In prognostic/diagnostic medical research, it is often the goal to identify a biomarker that differentiates between patients with and without a condition, or patients that will have good or poor response to a given treatment. The statistical literature is abundant with methods for evaluating single biomarkers for these purposes. However, in practice, a single biomarker rarely captures all aspects of a disease process; therefore, it is often the case that using a combination of biomarkers will improve discriminatory ability. A variety of methods have been developed for combining biomarkers based on the maximization of some global measure or cost-function. These methods usually create a score based on a linear combination of the biomarkers, upon which the standard single biomarker methodologies (such as the Youden’s index) are applied. However, these single biomarker methodologies do not account for the multivariable nature of the combined biomarker score.
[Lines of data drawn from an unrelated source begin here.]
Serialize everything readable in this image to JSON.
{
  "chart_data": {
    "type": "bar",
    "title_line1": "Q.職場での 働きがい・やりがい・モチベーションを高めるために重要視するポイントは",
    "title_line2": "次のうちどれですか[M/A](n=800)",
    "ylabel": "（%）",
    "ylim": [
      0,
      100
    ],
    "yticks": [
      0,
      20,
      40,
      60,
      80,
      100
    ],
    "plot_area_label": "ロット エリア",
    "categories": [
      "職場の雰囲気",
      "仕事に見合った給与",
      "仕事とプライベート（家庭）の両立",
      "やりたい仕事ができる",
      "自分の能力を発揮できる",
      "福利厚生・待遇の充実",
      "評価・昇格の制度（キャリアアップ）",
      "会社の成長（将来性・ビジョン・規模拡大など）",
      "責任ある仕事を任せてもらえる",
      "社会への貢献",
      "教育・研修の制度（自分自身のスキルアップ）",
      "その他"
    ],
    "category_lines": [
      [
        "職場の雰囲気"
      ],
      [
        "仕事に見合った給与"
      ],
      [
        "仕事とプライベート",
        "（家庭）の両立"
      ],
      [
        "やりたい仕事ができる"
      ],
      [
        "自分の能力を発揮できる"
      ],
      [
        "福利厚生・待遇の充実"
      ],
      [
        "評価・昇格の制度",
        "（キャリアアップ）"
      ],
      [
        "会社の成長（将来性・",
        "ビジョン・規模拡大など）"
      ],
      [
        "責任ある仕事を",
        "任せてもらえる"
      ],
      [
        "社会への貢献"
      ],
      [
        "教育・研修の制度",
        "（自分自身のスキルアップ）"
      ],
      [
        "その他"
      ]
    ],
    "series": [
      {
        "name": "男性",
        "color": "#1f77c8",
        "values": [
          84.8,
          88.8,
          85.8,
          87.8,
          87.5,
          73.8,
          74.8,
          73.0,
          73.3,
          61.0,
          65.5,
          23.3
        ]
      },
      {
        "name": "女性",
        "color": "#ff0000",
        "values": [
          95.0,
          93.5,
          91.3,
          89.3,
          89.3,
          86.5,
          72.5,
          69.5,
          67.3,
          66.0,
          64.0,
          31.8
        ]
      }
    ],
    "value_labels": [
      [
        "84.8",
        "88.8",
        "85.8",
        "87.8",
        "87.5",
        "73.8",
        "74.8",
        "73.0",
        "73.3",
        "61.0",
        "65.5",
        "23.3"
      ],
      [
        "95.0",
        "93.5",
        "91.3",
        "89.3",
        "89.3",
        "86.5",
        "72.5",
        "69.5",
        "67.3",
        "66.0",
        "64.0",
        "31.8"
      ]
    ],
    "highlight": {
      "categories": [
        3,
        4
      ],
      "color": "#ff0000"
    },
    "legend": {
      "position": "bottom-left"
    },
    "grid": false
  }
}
In this article we present generalized inference and bootstrap approaches to estimating confidence intervals for the Youden’s index and corresponding cut-point for a combined biomarker. These methods account for inherent dependencies and provide accurate and efficient estimates. A simulation study and real-world example utilize data from a Duchene Muscular Dystrophy study are also presented.

摘要

在预后/诊断医学研究中，通常的目标是确定一种生物标志物，以区分有无疾病的患者，或对给定治疗反应良好或不良的患者。统计文献中有大量用于评估用于这些目的的单一生物标志物的方法。然而，在实践中，单一的生物标志物很少能捕捉到疾病过程的所有方面；因此，通常情况下，使用生物标志物的组合会提高辨别能力。已经开发了多种方法用于基于某些全局测量或成本函数的最大化来组合生物标志物。这些方法通常根据生物标志物的线性组合创建分数，并在其上应用标准的单一生物标志物方法（例如 Youden 指数）。然而，这些单一的生物标志物方法并没有考虑组合生物标志物评分的多变量性质。在这篇文章中，我们提出了广义推理和引导程序方法来估计 Youden 指数的置信区间和组合生物标志物的相应分界点。这些方法考虑了固有的依赖性并提供准确有效的估计。还介绍了一个模拟研究和真实世界的例子，利用来自杜氏肌营养不良症研究的数据。这些方法考虑了固有的依赖性并提供准确有效的估计。还介绍了一个模拟研究和真实世界的例子，利用来自杜氏肌营养不良症研究的数据。这些方法考虑了固有的依赖性并提供准确有效的估计。还介绍了一个模拟研究和真实世界的例子，利用来自杜氏肌营养不良症研究的数据。